Transforming Reality: Patten and Design in Modern and Self-Taught Art

The People Käthe Kollwitz... The People (1922-23, Woodcut on heavy off-white Velin, Signed, lower right, and numbered 55/100, lower left. Plate 7 from the cycle War). From the exhibition Transforming Reality: Patten and Design in Modern and Self-Taught Art, January 15 - March 8, 2008 at Galerie St. Etienne in New York. "...Modernists and self-taught artists in the early twentieth century created works that were remarkably similar in affect, if not in overt intention. Untethered from pedantic verisimilitude, the innate expressive qualities of form and color were allowed free reign, but the retention of recognizable subject matter established a communicative link between the artists' inner visions and the viewing public.

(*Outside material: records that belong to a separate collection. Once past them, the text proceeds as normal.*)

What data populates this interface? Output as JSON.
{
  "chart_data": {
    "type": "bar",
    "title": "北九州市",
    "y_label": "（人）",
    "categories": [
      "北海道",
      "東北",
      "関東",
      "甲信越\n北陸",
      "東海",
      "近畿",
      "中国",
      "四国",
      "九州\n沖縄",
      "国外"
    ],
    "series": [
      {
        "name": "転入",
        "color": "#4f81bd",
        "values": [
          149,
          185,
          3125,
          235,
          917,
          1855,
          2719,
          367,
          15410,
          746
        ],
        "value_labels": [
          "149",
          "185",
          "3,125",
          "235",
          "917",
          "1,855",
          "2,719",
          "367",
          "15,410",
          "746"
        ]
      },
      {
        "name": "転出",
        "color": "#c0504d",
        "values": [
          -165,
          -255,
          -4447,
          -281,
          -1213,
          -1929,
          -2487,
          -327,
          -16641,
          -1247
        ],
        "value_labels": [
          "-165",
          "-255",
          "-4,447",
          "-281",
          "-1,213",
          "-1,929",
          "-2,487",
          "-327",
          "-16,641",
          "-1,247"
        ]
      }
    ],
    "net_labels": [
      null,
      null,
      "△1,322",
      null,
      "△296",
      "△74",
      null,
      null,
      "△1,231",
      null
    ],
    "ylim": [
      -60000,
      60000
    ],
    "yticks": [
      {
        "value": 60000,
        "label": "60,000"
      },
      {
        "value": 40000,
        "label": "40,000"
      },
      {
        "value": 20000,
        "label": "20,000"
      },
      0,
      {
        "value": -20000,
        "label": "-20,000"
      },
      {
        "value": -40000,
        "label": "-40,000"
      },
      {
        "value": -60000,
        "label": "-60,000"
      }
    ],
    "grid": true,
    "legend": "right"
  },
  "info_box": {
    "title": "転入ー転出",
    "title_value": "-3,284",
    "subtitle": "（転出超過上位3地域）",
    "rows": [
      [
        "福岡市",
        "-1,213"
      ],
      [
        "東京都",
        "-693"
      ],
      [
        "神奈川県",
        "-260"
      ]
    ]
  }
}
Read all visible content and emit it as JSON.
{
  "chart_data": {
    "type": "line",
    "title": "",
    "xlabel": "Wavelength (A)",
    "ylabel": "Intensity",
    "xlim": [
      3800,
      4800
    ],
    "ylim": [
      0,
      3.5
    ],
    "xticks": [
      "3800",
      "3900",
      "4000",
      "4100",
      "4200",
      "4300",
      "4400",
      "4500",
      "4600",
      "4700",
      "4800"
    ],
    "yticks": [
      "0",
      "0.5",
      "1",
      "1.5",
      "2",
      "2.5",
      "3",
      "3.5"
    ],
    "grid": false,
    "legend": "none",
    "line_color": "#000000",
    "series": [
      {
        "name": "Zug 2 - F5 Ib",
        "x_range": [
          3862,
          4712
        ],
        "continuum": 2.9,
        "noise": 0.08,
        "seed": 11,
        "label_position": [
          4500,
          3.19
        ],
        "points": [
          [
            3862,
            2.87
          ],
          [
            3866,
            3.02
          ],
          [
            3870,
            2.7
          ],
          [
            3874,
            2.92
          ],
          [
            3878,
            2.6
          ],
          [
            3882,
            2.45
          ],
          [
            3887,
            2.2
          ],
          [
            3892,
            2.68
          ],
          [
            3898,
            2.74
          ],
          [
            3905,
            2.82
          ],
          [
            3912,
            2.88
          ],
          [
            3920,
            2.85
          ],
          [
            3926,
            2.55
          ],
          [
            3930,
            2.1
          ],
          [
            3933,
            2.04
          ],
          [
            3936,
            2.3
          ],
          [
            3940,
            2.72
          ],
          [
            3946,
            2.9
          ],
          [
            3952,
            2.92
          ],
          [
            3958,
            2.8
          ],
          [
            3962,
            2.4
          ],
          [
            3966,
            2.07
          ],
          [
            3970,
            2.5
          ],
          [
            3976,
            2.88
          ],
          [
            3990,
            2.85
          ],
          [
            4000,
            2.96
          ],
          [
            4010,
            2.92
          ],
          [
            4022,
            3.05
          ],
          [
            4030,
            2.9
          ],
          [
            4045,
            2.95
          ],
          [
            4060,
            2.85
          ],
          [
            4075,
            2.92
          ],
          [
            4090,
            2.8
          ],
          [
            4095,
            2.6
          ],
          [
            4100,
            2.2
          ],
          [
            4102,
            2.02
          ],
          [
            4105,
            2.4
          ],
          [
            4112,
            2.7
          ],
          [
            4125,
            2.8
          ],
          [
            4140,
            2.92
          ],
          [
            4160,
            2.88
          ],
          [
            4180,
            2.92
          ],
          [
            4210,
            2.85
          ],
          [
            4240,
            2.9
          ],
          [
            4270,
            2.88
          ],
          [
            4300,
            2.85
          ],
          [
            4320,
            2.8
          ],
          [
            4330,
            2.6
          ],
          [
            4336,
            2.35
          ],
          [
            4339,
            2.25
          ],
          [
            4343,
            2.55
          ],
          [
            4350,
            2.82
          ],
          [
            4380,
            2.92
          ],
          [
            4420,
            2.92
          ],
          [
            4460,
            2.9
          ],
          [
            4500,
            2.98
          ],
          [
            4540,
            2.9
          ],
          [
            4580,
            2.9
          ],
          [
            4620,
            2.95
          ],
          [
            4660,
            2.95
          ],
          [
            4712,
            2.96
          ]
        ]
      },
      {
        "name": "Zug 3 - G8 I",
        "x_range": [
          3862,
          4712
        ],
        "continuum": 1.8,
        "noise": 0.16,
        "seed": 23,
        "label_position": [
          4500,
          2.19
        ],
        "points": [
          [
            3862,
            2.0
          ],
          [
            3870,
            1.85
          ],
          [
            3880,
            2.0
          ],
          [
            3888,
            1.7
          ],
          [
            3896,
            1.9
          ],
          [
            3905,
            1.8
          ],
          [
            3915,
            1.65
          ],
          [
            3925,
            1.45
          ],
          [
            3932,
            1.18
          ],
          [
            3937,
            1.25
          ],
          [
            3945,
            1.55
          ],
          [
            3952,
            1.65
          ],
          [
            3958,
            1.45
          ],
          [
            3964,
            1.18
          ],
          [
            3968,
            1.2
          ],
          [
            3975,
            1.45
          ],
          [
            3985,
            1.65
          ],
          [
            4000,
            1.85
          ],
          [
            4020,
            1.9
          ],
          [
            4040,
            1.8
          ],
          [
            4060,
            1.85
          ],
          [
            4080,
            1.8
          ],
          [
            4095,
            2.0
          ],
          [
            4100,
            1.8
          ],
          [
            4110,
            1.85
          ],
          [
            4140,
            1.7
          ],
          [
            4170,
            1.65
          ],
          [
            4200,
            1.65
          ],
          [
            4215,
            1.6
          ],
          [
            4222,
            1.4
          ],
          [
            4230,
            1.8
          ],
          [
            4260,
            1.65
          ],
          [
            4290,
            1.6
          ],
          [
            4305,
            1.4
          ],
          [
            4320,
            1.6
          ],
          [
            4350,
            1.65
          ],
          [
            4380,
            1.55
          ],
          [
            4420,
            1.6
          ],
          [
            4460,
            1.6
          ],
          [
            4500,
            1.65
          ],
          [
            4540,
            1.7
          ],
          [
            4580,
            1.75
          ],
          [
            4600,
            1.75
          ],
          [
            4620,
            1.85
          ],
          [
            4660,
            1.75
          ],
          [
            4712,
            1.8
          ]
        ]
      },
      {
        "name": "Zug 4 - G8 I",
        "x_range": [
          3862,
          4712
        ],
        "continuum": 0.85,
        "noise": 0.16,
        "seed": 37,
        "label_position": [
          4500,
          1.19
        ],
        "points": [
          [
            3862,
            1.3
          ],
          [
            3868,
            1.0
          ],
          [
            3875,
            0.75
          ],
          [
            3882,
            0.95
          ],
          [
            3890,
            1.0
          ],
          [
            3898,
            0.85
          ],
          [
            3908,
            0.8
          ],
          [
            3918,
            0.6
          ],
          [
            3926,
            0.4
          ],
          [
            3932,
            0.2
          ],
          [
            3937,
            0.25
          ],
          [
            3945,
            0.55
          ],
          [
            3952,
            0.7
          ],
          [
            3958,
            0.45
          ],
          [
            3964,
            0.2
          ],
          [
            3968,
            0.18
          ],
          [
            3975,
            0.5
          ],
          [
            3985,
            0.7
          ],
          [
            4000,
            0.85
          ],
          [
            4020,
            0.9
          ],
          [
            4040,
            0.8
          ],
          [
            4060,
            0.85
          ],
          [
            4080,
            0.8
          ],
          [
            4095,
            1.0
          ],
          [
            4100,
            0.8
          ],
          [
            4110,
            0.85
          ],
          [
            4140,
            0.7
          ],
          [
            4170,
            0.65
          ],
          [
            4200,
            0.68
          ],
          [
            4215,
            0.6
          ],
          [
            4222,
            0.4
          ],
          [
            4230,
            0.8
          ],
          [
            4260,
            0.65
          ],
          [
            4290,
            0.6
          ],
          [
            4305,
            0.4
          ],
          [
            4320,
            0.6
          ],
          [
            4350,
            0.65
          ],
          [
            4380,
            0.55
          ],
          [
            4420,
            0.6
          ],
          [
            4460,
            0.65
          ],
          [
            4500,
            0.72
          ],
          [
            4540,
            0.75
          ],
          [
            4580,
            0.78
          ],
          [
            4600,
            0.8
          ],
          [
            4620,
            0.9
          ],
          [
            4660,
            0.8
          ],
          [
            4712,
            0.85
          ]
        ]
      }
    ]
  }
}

This was indeed a new sort of realism, a realism with no pretensions to objective truth. The new realism could be bluntly confrontational in the hands of artists with a social agenda, such as Otto Dix, Käthe Kollwitz and later in the twentieth century, Leonard Baskin. Ernst Ludwig Kirchner, Kokoschka, Emil Nolde, Max Pechstein, Schiele and others used a modernist aesthetic to give deeper emotional resonance to their subjects. Feininger and Paul Klee wielded semi-abstract forms with playful whimsy, yet their intent was profoundly serious: to make visible the invisible forces of the cosmos, to link the human to the eternal."